Lo spunto di partenza ha un sapore dickensiano (Angela come "Spirito del Natale presente" che mostra al protagonista com’è veramente la sua vita) ma qui il fantastico è solo un pretesto e viene presto lasciato sullo sfondo per ricorrere a trite e ritrite dinamiche e caratterizzazione dei personaggi. Arturo maschio ingenuo e ridicolo, ignaro di cosa gli succede accanto, tra fidanzata fedifraga e madre traditrice, Angela donna sexy coattissima e strafottente. Le risate dovrebbero scaturire dagli scambi tra loro due, da un equivoco a letto, dalla goffaggine del protagonista, dalla battutina a sfondo sessuale. Ma tutto è già visto e il divertimento non arriva mai. La seconda parte, poi, con l’arrivo del villain Nero (Saverio Raimondo) frulla azione, inseguimenti, colpi di scena e agnizioni, non facendosi mancare uno scontro finale simil-noir sotto una pioggia battente e addirittura una backstory per Angela. Insomma, nonostante riparta più volte cercando di sorprendere, l’intreccio risulta quanto più prevedibile, e, anche se avesse voluto ammantarsi di una patina seriosa, riduce tutto a livello di freddura.

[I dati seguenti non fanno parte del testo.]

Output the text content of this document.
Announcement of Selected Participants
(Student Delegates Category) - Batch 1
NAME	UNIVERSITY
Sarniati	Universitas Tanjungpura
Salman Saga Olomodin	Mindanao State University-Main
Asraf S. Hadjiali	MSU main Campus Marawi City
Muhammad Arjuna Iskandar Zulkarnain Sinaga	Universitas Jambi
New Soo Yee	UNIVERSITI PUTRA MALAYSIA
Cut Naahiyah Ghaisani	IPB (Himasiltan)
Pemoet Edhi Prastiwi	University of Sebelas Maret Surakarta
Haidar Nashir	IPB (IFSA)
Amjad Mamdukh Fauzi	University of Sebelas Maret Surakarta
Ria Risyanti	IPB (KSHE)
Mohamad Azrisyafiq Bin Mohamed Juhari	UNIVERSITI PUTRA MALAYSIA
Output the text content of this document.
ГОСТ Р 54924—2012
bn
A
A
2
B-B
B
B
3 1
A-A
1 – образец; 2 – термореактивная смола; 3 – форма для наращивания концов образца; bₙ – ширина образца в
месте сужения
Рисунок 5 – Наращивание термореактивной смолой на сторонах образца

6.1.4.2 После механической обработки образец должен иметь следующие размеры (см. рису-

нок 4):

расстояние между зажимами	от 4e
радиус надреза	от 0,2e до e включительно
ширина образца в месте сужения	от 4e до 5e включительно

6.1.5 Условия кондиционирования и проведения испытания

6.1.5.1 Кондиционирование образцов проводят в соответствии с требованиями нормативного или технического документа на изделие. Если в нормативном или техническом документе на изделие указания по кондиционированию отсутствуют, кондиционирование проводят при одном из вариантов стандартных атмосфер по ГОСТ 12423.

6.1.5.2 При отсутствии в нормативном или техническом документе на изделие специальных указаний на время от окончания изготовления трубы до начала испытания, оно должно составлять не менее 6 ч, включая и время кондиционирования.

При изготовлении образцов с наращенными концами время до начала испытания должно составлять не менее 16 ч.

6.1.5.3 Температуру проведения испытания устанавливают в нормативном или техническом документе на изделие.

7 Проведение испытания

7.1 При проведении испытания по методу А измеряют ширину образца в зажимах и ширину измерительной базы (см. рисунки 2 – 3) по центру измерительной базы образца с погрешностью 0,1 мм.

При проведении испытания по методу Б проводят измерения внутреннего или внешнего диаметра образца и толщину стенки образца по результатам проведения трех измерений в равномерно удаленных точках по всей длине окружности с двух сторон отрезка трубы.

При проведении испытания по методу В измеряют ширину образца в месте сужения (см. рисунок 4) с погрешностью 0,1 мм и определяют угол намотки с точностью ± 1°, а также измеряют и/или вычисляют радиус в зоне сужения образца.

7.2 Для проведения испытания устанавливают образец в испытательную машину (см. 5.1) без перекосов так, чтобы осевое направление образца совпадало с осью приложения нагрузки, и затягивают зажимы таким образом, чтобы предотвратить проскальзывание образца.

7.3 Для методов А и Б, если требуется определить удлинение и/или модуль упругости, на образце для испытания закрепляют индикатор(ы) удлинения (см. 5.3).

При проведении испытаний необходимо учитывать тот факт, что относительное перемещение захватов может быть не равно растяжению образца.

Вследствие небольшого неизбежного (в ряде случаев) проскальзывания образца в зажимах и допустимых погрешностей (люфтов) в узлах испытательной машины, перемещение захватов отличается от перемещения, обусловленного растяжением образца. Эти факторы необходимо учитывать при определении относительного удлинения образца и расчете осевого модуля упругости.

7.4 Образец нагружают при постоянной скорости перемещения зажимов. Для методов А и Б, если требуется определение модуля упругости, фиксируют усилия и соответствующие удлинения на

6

Il problema di fondo di Io e Angela è infatti di avere tutte le carte in regole per essere fieramente trash, ma di non abbracciare mai questa dimensione, perché più interessato a delineare un quadretto famigliare, una parabola di presa di consapevolezza di sé per il protagonista, dove dunque al sarcasmo subentra la tenerezza, e poi sfociare in un finale commovente e romantico che pare uscito da un teen movie alla Twilight. Ma il bello è che Paragnani non si accorge di mettere in scena dinamiche involontariamente ridicole, ben lontano dall'operazione di Andrea De Sica in Non mi uccidere, un teen horror sfacciatamente e consapevolmente "di secondo grado". Così, quando un personaggio dichiara: "Adoro la commedia all’italiana", citando addirittura Mario Monicelli, la implicita dichiarazione d’intenti del regista assume un significato completamente opposto.